I found very helpful some language used by John Piper in one of his “Ask Pastor John” podcast episodes, during which he shares his conclusions after a season of learning and listening. Specifically, he concludes that we need “to make distinctions between, one, a patently true slogan — black lives matter — and, two, ideological roots of a name that may be the real roots, or they may have been co-opted.”
First, the slogan is one we can, we should, unashamedly proclaim: BLACK LIVES MATTER! Often the response is a well-intended but misguided reframe: all lives matter! Again, a patently true slogan; we are all created in the image of God. But looking at the long and varied history of our country, right up until today, all lives have not mattered equally. We have not treated all men (and women) as if they really were created equal and “endowed by their Creator with certain unalienable Rights.”
So we proclaim the slogan as both a rebuke and a commitment. A rebuke of a long history during which black lives have not mattered equally to the lives of their white neighbors. A commitment to a future where this grave evil against the image of God is fully undone, all its residue removed.
The Ideology of the Movement
This does not, however, mean we affirm the ideology of the Black Lives Matter movement. To be sure, a cursory read of the BLM statement of belief brings up many statements that directly oppose God’s good design for the world. Among such are, “We are self-reflexive and do the work required to dismantle cisgender privilege,” and, “We disrupt the Western-prescribed nuclear family structure…” These two, among others, are statements of enmity against God’s design for His creation. We denounce them as such.
So while we don’t partner with this movement, nor fully support every part of its ideology, we unashamedly proclaim the slogan: black lives matter!

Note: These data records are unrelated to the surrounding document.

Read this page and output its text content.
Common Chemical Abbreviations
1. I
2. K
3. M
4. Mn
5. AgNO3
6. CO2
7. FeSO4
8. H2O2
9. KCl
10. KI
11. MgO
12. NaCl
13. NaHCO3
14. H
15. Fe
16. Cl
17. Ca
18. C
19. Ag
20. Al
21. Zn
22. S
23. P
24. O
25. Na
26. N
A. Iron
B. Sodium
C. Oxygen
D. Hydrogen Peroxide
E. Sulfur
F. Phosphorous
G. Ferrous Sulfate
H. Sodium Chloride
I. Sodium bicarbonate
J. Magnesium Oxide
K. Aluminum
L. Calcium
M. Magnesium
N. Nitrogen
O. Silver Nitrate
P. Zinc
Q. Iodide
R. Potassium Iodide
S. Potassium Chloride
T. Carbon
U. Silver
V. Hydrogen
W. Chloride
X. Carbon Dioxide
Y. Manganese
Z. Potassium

The Way Through for Creekside
And in so doing, we must boldly, compelled and covered by the grace of God, ask the question, do black lives matter to me? To us? Have we neglected or refused black cultural expressions of worship because we see them as different, exotic, or even wrong? Do I exhibit more fear to a black or brown stranger than a white one? Do I associate minorities with lesser intelligence, a poorer work ethic, less communal potential?
As the Holy Spirit guides us through the tangled webs of our sinful hearts, we can confess our sins with full assurance of forgiveness in Christ, and seek the transformation that is the renewal of our minds (Rom. 12:2) through building relationships with brothers and sisters in Christ, and with our neighbors, across racial lines.
Piper, again from the episode referenced above: “The best way to be discerning in regards to the complexities of racial matters is to be in regular, normal — not exceptional — normal conversations across ethnic lines so that we see through other eyes.”